VIDEO: The ballot measure seeking more green for greenspace

King County Elections will send your general-election ballot later this week. Though you’ve probably heard a lot about local and national Congressional races, as we noted here, your ballot will have a lot more to decide – including King County Proposition 1, which raises money for land conservation/acquisition by restoring an existing levy to the original rate that’s been reduced by various state actions. Five months after announcing it at White Center Heights Park, County Executive Dow Constantine returned there this morning with this area’s County Councilmember Joe McDermott (like Constantine, a West Seattleite) and other supporters from around the county to ask for a “yes” vote. Here’s our video:

In order, the speakers were:

-King County Councilmember Joe McDermott
Paul Winterstein from the Issaquah Alps Trails Club
-Executive Constantine, who stressed that the quest to preserve green space is “racing to keep up with population growth, racing to keep up with environmental changes”
-Sammamish Mayor & Former DNR wildland firefighter Kali Clark, whose observations about the relevance of land preservation to wildfire prevention were timely for obvious reasons
-King County Open Space Equity Cabinet member Sarneshea Evans, who observed that too many KC residents don’t live close to green space
-Zazueta Family Farm owner/farmer Guillermo Zazueta, who told the story of starting his organic permaculture farm earlier this year (Constantine had explained that the measure would preserve farmland as well as other types of green space)
-King County Councilmember Rod Dembowski, who declared that Prop 1 is “incredibly affordable (and) incredibly meaningful”

As noted when the ballot measure was announced in May, it would add about $2 per month to the taxes of a median-priced King County home. Supporters say tens of thousands of acres of land have been identified for potential acquisition/preservation; we asked what percentage are in urban areas – here’s the written response from the campaign:

Of the 45,000 acres targeted for acquisition as part of the Land Conservation Initiative, 10% are for urban open space and regional trails.

Since 2016, 30% of LCI acquisition dollars (all sources) have been spent on urban greenspaces and regional trails.

Since 2020, 25% of Conservation Futures funding has been awarded to match waiver projects in opportunity areas (those projects meeting specific criteria for need)

Read a summary and/or the full text of Prop 1, as well as statements for/against, by going here.
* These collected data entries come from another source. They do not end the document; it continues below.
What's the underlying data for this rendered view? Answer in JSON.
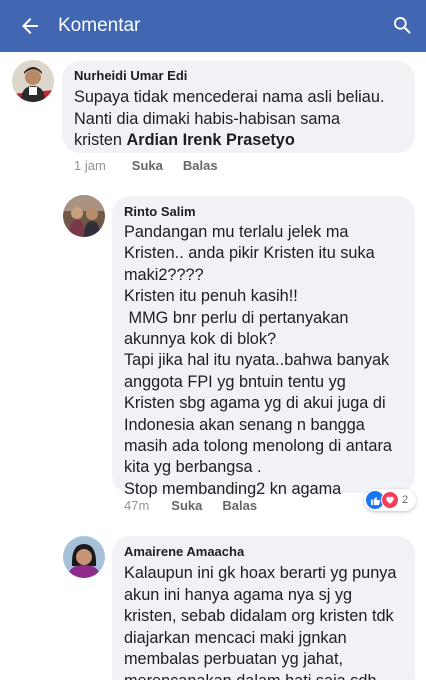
{
  "header": {
    "title": "Komentar",
    "back_icon": "arrow-left-icon",
    "search_icon": "search-icon",
    "bg_color": "#4267b2"
  },
  "comments": [
    {
      "author": "Nurheidi Umar Edi",
      "lines": [
        "Supaya  tidak  mencederai  nama asli beliau.",
        "Nanti dia  dimaki habis-habisan sama"
      ],
      "last_prefix": "kristen ",
      "mention": "Ardian Irenk Prasetyo",
      "time": "1 jam",
      "like": "Suka",
      "reply": "Balas"
    },
    {
      "author": "Rinto Salim",
      "lines": [
        "Pandangan mu terlalu jelek ma",
        "Kristen.. anda pikir Kristen itu suka",
        "maki2????",
        "Kristen itu penuh kasih!!",
        " MMG bnr perlu di pertanyakan",
        "akunnya kok di blok?",
        "Tapi jika hal itu nyata..bahwa banyak",
        "anggota FPI yg bntuin tentu yg",
        "Kristen sbg agama yg di akui juga di",
        "Indonesia akan senang n bangga",
        "masih ada tolong menolong di antara",
        "kita yg berbangsa .",
        "Stop membanding2 kn agama"
      ],
      "time": "47m",
      "like": "Suka",
      "reply": "Balas",
      "reactions": {
        "like_icon": "thumbs-up-icon",
        "love_icon": "heart-icon",
        "count": "2"
      }
    },
    {
      "author": "Amairene Amaacha",
      "lines": [
        "Kalaupun  ini gk hoax berarti yg punya",
        "akun ini hanya agama nya sj yg",
        "kristen, sebab didalam org kristen tdk",
        "diajarkan mencaci maki jgnkan",
        "membalas perbuatan yg jahat,",
        "merencanakan dalam hati saja sdh"
      ]
    }
  ]
}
Once you get your ballot, you’ll have until November 8th to vote and turn it in.

4 Replies to "VIDEO: The ballot measure seeking more green for greenspace"

  • Frustrating October 18, 2022 (6:15 am)

    Am voting NoToo much money going to the wrong places

  • Canton October 19, 2022 (10:30 am)

    According to Water Land Resources Department, King County already controls/owns 61.2% of the land in King County!  That’s right, government already controls almost two-thirds of the land, yet they want more.  Not long ago, King County announced they didn’t have resources to empty trash in the parks, yet they want even more land they admit they do not have the resources to maintain.The county already has a conservation futures fund that collected $61,700,000 over the last 3 years.  Never satisfied, they now want you to pay even more.  Existing land use laws severely limit rural growth.  These properties are already largely open to provide environmental benefits to everyone.  Only private property owners have incentive to maintain/improve their own property.  If everybody owns the property, then no one person is incentivized to maintain it, increasing the likelihood of fire, pollution, and squatting. More open space means fewer acres will be taxed, resulting in higher property tax for existing property owners.  Less private property will also translate to less housing. There needs to be a balance of land uses.  Open space is important, but enough is enough.  At 61.2% and growing, King County passed the balanced percentage a long time ago. Submitted by: Michael Fisette, Chuck Best,

  • Hone October 20, 2022 (4:08 pm)

    If Dow is truly interested in “preserving green spaces” how can he (and Joe for that matter) justify voting for Sound Transit’s WSBL Extension when  Sound Transit writes in their Draft Environmental Impact Statement that, “Long term impacts on the ecosystem are most likely irreversible….”  And that “these long term impacts would include permanent loss of habitat that is replaced with light rail facilities.”. Also, “vegetation and wildlife habitat within and 15 feet beyond the footprint of the guideway would be permanently converted from forested”.